Et je sors de la ville en voiture; je traverse le pont d’Ali-Verdi. La rivière coule bleue entre les bancs de sable; des saules se réflètent en ses eaux calmes. Je continue à travers la campagne dans la direction de Djoulfa. Des voitures de la cour me croisent; puis voici des dames de harem sur des mules conduites par des nègres. Une des mules s’effare au bruit de la calèche attelée en daumont; effrayée, la dame qui la monte ne songe plus à tenir son voile qui se déplace et laisse voir un instant des yeux admirables et l’arc net de ses sourcils.

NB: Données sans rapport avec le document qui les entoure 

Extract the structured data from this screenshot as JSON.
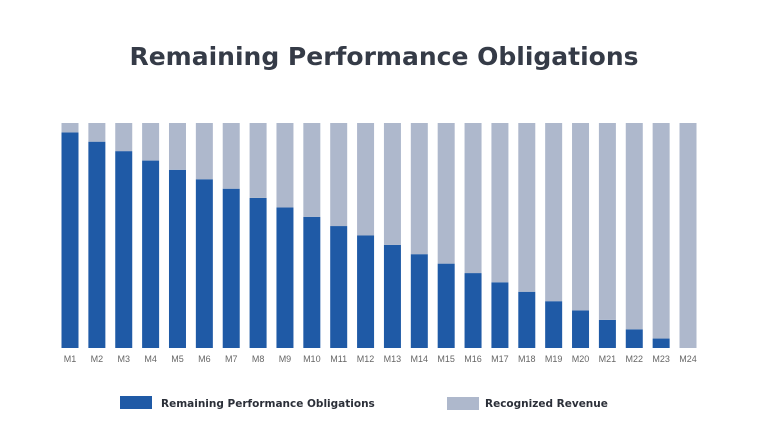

J’ai les murs de Djoulfa à ma droite; à gauche, des pavots dressent leurs fleurs hiératiques, des avoines légères ondulent au vent; dans les jardins de jeunes peupliers pressés, des Persans se promènent deux à deux en se tenant par le pouce. C’est une scène calme et animée à la fois, d’une indicible grandeur.

Le soleil qui s’abaisse sur l’horizon enveloppe le paysage de caresses chaudes. Qu’est la lumière si vantée de Rome auprès de celle d’Ispahan? Comment décrire cette intensité de rayonnement, les tons d’ambre fluide, la clarté merveilleuse et comme palpable de l’atmosphère au coucher du soleil en juin sur le haut plateau de l’Iran? Les ombres s’allongent violettes, les montagnes prennent une couleur de velours vieux rose, et le bleu des coupoles émaillées vibre dans l’air du soir. Un peuplier au bord de la route frissonne de toutes ses feuilles.

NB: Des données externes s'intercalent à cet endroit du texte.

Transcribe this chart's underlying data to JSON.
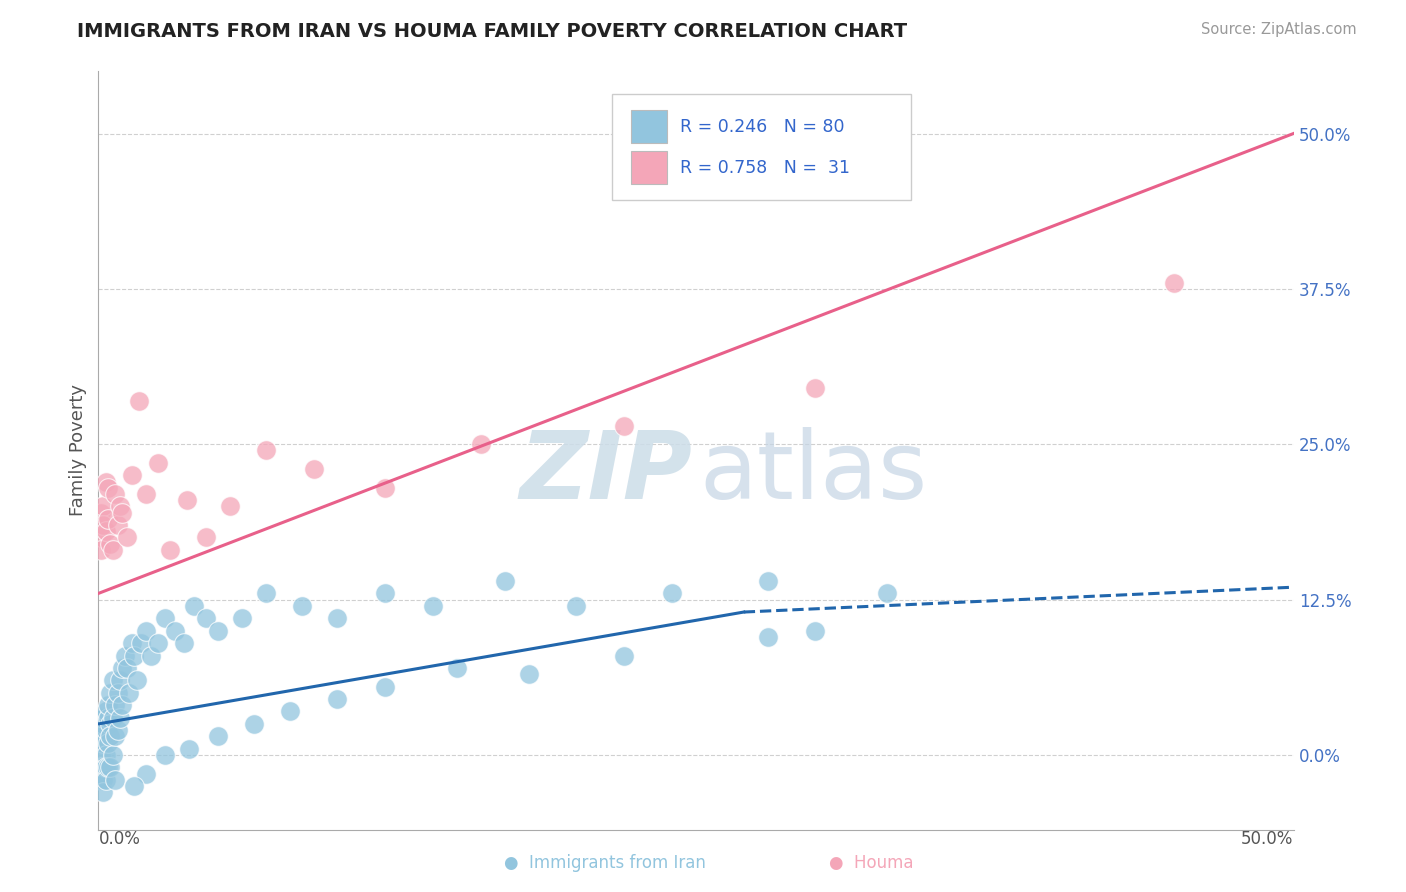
{
  "title": "IMMIGRANTS FROM IRAN VS HOUMA FAMILY POVERTY CORRELATION CHART",
  "source": "Source: ZipAtlas.com",
  "ylabel": "Family Poverty",
  "right_ytick_vals": [
    0.0,
    0.125,
    0.25,
    0.375,
    0.5
  ],
  "right_ytick_labels": [
    "0.0%",
    "12.5%",
    "25.0%",
    "37.5%",
    "50.0%"
  ],
  "xmin": 0.0,
  "xmax": 0.5,
  "ymin": -0.06,
  "ymax": 0.55,
  "legend_r1": "R = 0.246",
  "legend_n1": "N = 80",
  "legend_r2": "R = 0.758",
  "legend_n2": "N =  31",
  "series1_color": "#92c5de",
  "series2_color": "#f4a6b8",
  "trendline1_color": "#2166ac",
  "trendline2_color": "#e8608a",
  "trendline1_solid_xmax": 0.27,
  "trendline1_ystart": 0.025,
  "trendline1_yend_solid": 0.115,
  "trendline1_yend_dash": 0.135,
  "trendline2_ystart": 0.13,
  "trendline2_yend": 0.5,
  "blue_scatter_x": [
    0.001,
    0.001,
    0.001,
    0.001,
    0.001,
    0.001,
    0.001,
    0.001,
    0.002,
    0.002,
    0.002,
    0.002,
    0.002,
    0.002,
    0.003,
    0.003,
    0.003,
    0.003,
    0.003,
    0.004,
    0.004,
    0.004,
    0.004,
    0.005,
    0.005,
    0.005,
    0.005,
    0.006,
    0.006,
    0.006,
    0.007,
    0.007,
    0.007,
    0.008,
    0.008,
    0.009,
    0.009,
    0.01,
    0.01,
    0.011,
    0.012,
    0.013,
    0.014,
    0.015,
    0.016,
    0.018,
    0.02,
    0.022,
    0.025,
    0.028,
    0.032,
    0.036,
    0.04,
    0.045,
    0.05,
    0.06,
    0.07,
    0.085,
    0.1,
    0.12,
    0.14,
    0.17,
    0.2,
    0.24,
    0.28,
    0.33,
    0.28,
    0.3,
    0.22,
    0.18,
    0.15,
    0.12,
    0.1,
    0.08,
    0.065,
    0.05,
    0.038,
    0.028,
    0.02,
    0.015
  ],
  "blue_scatter_y": [
    0.02,
    0.01,
    0.03,
    0.0,
    -0.01,
    -0.02,
    0.015,
    -0.015,
    0.025,
    0.01,
    -0.01,
    -0.02,
    0.03,
    -0.03,
    0.02,
    0.0,
    -0.01,
    0.035,
    -0.02,
    0.03,
    0.01,
    -0.01,
    0.04,
    0.025,
    -0.01,
    0.05,
    0.015,
    0.03,
    0.0,
    0.06,
    0.04,
    0.015,
    -0.02,
    0.05,
    0.02,
    0.06,
    0.03,
    0.07,
    0.04,
    0.08,
    0.07,
    0.05,
    0.09,
    0.08,
    0.06,
    0.09,
    0.1,
    0.08,
    0.09,
    0.11,
    0.1,
    0.09,
    0.12,
    0.11,
    0.1,
    0.11,
    0.13,
    0.12,
    0.11,
    0.13,
    0.12,
    0.14,
    0.12,
    0.13,
    0.14,
    0.13,
    0.095,
    0.1,
    0.08,
    0.065,
    0.07,
    0.055,
    0.045,
    0.035,
    0.025,
    0.015,
    0.005,
    0.0,
    -0.015,
    -0.025
  ],
  "pink_scatter_x": [
    0.001,
    0.001,
    0.001,
    0.002,
    0.002,
    0.003,
    0.003,
    0.004,
    0.004,
    0.005,
    0.006,
    0.007,
    0.008,
    0.009,
    0.01,
    0.012,
    0.014,
    0.017,
    0.02,
    0.025,
    0.03,
    0.037,
    0.045,
    0.055,
    0.07,
    0.09,
    0.12,
    0.16,
    0.22,
    0.3,
    0.45
  ],
  "pink_scatter_y": [
    0.175,
    0.195,
    0.165,
    0.2,
    0.185,
    0.22,
    0.18,
    0.215,
    0.19,
    0.17,
    0.165,
    0.21,
    0.185,
    0.2,
    0.195,
    0.175,
    0.225,
    0.285,
    0.21,
    0.235,
    0.165,
    0.205,
    0.175,
    0.2,
    0.245,
    0.23,
    0.215,
    0.25,
    0.265,
    0.295,
    0.38
  ]
}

Vendredi 3 juin.—Il faut partir. L’angoisse de quitter Ispahan nous serre le cœur depuis plusieurs jours déjà. Quoi! perdre ce que nous avons gagné avec tant de peine, les heures calmes et voluptueuses des matins sous les platanes et parmi les roses du consulat, les grands repos de midi alors que le soleil brûle, les promenades du soir dans les jardins abandonnés où dorment des palais dont aucune princesse ne réveillera plus les échos, les courses à travers les ruines ardentes, la beauté des nuits étincelantes!

Quitter Ispahan pour retrouver la fatigue du voyage, la traversée difficile du désert, la chaleur accablante dans la voiture fermée, la poussière qui ne cesse pas, les repas insuffisants à l’ombre incertaine d’un arbre ou dans la saleté d’une écurie, les nuits sans sommeil, les siestes dans quelque grenier infesté de souris, l’énervement des attentes à chaque relais, les querelles avec les cochers; refaire cela sans être soutenu par l’idée qu’on a devant soi chaque jour quelque chose de nouveau, n’être plus attiré par la fascination de l’inconnu! Le retour! Revenir sur ses pas alors que devant nous le monde entier est là qui nous attend!

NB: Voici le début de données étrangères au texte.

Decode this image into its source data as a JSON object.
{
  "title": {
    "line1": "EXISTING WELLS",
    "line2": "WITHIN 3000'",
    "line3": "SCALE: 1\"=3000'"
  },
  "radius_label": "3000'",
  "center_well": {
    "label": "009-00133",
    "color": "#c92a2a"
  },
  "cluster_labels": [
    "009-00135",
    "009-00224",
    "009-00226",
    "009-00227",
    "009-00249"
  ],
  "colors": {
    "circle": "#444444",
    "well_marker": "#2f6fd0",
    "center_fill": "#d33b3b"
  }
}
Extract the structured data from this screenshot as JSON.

Pourtant il faut partir. Les achats qui traînent depuis huit jours sont conclus dans la matinée. Des menuisiers emballent pour nous.

A quatre heures, les deux landaus sont là, dans l’intérieur desquels nous avons installé de véritables lits, grâce aux matelas que nous a cardés le vieil Homère.

M. Tchirkine, qui nous a si bien reçus pendant ces huit jours, nous accompagne à cheval avec tous les cosaques du consulat jusque hors des portes; le vice-consul d’Angleterre se joint à lui avec huit magnifiques cavaliers hindous, des lanciers du Bengale.

Et nous traversons une dernière fois les bazars animés et les rues désertes d’Ispahan.

A quelques kilomètres de la ville, notre escorte prend congé de nous.